La première bouteille en haut à droite

Gigondas 1993. Château de Montmirail, Cuvée de Beauchamp

Ma cave présente une organisation très simple : sur les deux grands côtés, Nord et Sud, trois casiers métalliques de deux fois cinquante bouteilles chacun se succèdent. Six cents places, donc. Au fond, sur le mur Est, j’ai construit en Siporex seize vastes casiers sachant contenir, en les remplissant bien, de vingt-cinq à trente bouteilles. Une cave de mille places, grosso-modo.
Je n’ai jamais eu mille bouteilles. A mon avis, au maximum, il y en a eu sept cents à un moment donné. Actuellement, je dois tourner autour de cinq cents cinquante – six cents. Bien sûr, ça se renouvelle. Les blancs secs stationnent rarement plus de deux-trois ans, à l’exception de quelques Pessac-Léognan ou Bourgognes de garde. En revanche, il me reste des rouges de quatre-vingt-trois, voire de quatre-vingt-un. Les liquoreux sont hors concours, évidemment, avec un soixante-dix sans doute encore fringant.
On ne peut pas ranger mille bouteilles au hasard : il est donc normal que je rencontre à cette position un Gigondas, puisque j’ai rangé de gauche à droite sur les casiers sud les Côtes-du-Rhône du Sud, puis les Côtes-du-Rhône du Nord, les Sud-Ouest, et enfin les Bordeaux.
1993 n’est pas une surprise non plus : c’est l’année de naissance de mon fils.

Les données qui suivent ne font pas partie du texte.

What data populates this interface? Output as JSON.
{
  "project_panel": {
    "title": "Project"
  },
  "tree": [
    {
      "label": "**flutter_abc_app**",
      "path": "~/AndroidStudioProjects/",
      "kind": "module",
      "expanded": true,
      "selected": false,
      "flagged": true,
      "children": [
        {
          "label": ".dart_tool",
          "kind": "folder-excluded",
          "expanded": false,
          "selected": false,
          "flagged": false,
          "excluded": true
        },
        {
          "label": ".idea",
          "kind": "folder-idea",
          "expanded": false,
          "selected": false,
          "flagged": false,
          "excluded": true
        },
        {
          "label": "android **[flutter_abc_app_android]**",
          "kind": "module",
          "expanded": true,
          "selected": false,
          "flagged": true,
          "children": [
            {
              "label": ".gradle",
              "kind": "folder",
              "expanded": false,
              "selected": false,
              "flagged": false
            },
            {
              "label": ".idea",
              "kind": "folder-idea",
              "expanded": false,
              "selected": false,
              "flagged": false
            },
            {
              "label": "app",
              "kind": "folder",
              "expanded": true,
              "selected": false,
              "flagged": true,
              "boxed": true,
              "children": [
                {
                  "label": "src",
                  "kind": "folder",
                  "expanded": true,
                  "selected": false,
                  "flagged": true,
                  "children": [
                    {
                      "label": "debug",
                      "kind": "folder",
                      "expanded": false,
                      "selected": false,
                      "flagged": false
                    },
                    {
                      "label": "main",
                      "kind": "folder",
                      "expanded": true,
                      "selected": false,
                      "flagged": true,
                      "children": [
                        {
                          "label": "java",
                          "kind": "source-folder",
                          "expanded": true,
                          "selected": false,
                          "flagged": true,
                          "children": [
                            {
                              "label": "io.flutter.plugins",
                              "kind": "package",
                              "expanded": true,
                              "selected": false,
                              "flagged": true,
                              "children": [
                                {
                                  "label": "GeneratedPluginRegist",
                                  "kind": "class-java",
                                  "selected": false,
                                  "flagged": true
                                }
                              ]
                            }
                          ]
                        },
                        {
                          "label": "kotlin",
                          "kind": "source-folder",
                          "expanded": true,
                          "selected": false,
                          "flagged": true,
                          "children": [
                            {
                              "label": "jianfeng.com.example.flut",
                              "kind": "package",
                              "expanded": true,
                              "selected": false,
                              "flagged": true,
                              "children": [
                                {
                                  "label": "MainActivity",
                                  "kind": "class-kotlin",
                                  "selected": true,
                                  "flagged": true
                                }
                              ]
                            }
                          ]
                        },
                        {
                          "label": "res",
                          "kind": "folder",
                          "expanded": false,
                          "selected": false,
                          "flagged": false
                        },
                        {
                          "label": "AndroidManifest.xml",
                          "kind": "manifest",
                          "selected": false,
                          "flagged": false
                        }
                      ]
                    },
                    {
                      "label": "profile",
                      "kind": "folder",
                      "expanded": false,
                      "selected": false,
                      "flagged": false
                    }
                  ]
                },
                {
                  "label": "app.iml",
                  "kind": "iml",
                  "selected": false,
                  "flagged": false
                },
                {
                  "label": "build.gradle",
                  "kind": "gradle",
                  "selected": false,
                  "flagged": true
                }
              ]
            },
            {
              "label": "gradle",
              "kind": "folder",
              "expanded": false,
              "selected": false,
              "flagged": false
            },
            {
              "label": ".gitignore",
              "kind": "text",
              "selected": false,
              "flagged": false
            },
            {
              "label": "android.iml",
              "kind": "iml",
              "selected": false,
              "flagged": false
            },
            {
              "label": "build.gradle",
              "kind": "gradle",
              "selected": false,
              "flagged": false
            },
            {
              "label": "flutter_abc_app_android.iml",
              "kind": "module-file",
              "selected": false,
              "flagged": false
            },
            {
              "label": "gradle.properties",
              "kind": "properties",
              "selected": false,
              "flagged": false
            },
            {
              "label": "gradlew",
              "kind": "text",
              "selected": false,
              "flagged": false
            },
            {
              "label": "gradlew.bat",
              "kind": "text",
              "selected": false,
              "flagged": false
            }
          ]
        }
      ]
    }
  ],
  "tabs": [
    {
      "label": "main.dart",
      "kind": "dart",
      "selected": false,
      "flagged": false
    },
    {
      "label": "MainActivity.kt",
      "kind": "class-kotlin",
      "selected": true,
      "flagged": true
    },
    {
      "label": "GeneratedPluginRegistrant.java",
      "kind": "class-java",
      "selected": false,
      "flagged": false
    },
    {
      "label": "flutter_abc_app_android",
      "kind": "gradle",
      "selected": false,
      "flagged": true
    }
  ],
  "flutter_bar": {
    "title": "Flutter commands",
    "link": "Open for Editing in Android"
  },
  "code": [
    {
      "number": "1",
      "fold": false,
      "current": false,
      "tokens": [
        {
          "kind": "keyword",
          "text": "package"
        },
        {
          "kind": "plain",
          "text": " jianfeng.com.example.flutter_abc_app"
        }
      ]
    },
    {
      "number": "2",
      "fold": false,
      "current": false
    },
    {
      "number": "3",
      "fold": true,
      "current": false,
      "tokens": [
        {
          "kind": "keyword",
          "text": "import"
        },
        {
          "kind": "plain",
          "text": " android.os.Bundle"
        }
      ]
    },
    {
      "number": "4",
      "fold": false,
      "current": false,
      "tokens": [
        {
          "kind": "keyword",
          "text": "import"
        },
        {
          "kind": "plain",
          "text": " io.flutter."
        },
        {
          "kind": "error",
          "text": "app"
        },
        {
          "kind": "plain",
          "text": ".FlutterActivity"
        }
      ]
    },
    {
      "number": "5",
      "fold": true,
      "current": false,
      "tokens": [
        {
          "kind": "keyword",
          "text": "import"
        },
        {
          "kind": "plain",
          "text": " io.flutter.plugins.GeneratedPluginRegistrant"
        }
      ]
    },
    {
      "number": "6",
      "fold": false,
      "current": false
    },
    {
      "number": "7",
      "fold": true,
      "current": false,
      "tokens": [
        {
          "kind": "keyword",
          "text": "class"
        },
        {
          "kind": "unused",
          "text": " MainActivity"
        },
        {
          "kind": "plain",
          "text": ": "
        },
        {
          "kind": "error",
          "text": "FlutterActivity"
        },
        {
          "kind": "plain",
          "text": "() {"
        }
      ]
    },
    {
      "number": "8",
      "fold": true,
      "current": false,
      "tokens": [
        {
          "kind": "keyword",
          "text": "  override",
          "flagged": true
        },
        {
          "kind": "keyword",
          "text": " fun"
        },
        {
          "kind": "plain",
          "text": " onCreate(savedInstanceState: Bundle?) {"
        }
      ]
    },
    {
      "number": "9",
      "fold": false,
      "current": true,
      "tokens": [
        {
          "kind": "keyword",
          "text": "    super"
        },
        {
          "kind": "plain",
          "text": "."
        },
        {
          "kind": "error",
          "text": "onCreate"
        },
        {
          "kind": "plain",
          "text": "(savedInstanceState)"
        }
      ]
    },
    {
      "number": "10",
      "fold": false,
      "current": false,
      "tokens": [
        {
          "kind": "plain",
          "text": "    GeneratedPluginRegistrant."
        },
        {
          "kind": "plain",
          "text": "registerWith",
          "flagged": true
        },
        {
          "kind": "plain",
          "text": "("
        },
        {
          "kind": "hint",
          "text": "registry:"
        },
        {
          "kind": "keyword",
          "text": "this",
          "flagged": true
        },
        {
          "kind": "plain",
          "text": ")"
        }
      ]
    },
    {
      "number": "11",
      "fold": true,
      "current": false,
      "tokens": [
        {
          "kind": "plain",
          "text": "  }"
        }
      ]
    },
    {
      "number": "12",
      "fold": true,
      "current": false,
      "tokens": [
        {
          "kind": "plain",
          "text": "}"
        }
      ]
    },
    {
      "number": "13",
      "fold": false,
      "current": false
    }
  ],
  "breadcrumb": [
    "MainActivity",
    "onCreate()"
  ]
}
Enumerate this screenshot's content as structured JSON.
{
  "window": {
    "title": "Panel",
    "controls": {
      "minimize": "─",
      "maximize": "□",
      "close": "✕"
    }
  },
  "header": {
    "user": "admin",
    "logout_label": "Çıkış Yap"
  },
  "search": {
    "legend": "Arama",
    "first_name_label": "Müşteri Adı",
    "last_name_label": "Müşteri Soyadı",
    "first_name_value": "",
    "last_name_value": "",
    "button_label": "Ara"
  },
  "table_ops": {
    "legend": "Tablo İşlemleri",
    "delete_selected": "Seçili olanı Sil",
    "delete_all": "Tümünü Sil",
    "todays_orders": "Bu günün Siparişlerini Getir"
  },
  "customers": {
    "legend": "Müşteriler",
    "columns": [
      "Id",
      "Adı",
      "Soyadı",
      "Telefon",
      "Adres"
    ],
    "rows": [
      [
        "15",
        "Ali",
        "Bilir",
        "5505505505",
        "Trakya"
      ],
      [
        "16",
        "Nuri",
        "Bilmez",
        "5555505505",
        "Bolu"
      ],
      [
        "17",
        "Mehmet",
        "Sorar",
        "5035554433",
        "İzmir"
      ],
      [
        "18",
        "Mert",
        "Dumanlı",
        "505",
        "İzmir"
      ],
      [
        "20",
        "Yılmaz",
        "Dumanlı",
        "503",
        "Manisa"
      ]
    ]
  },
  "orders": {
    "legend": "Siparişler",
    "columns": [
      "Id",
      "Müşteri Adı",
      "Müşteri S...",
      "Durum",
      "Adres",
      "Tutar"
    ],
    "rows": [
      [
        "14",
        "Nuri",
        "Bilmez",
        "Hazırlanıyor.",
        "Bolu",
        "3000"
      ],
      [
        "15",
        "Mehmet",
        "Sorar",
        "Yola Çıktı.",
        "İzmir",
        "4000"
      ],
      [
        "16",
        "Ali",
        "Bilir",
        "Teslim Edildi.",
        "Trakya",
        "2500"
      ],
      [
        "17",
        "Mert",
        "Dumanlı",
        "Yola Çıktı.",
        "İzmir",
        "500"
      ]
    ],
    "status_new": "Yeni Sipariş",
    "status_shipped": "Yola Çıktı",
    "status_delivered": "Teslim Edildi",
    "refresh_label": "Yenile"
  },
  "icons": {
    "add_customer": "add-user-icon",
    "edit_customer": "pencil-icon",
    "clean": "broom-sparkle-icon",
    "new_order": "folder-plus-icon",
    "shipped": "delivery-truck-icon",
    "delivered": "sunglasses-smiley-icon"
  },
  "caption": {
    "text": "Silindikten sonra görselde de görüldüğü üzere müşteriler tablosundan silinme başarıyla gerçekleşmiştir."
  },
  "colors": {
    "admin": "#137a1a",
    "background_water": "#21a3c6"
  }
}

Dans votre cave, les fils de votre vie s’entrecroisent : les naissances, les coups de cœur, les foires aux vins où peu d’affaires se révèlent valables, les salons visités avec des amis enthousiastes et les cadeaux que vous n’osez pas ouvrir, mais dont les circonstances ne quittent jamais votre mémoire…
Je me sers au château de Montmirail depuis la fin des années quatre-vingts, de façon sporadique eu égard aux distances qui séparent ma cave du vignoble. Mais avec une certaine fidélité, et un vrai engouement pour ce Gigondas fruité et puissant que je n’aime jamais tant que lorsqu’il exhale après vingt années ou plus, dans une robe plus qu’automnale, ces senteurs de bouquet séché et de roses fanées. Souvent amaigri, il ne tient pas la distance, et doit être capté à sa première exhalaison, mais Dieu, que de nostalgie dans ce nez !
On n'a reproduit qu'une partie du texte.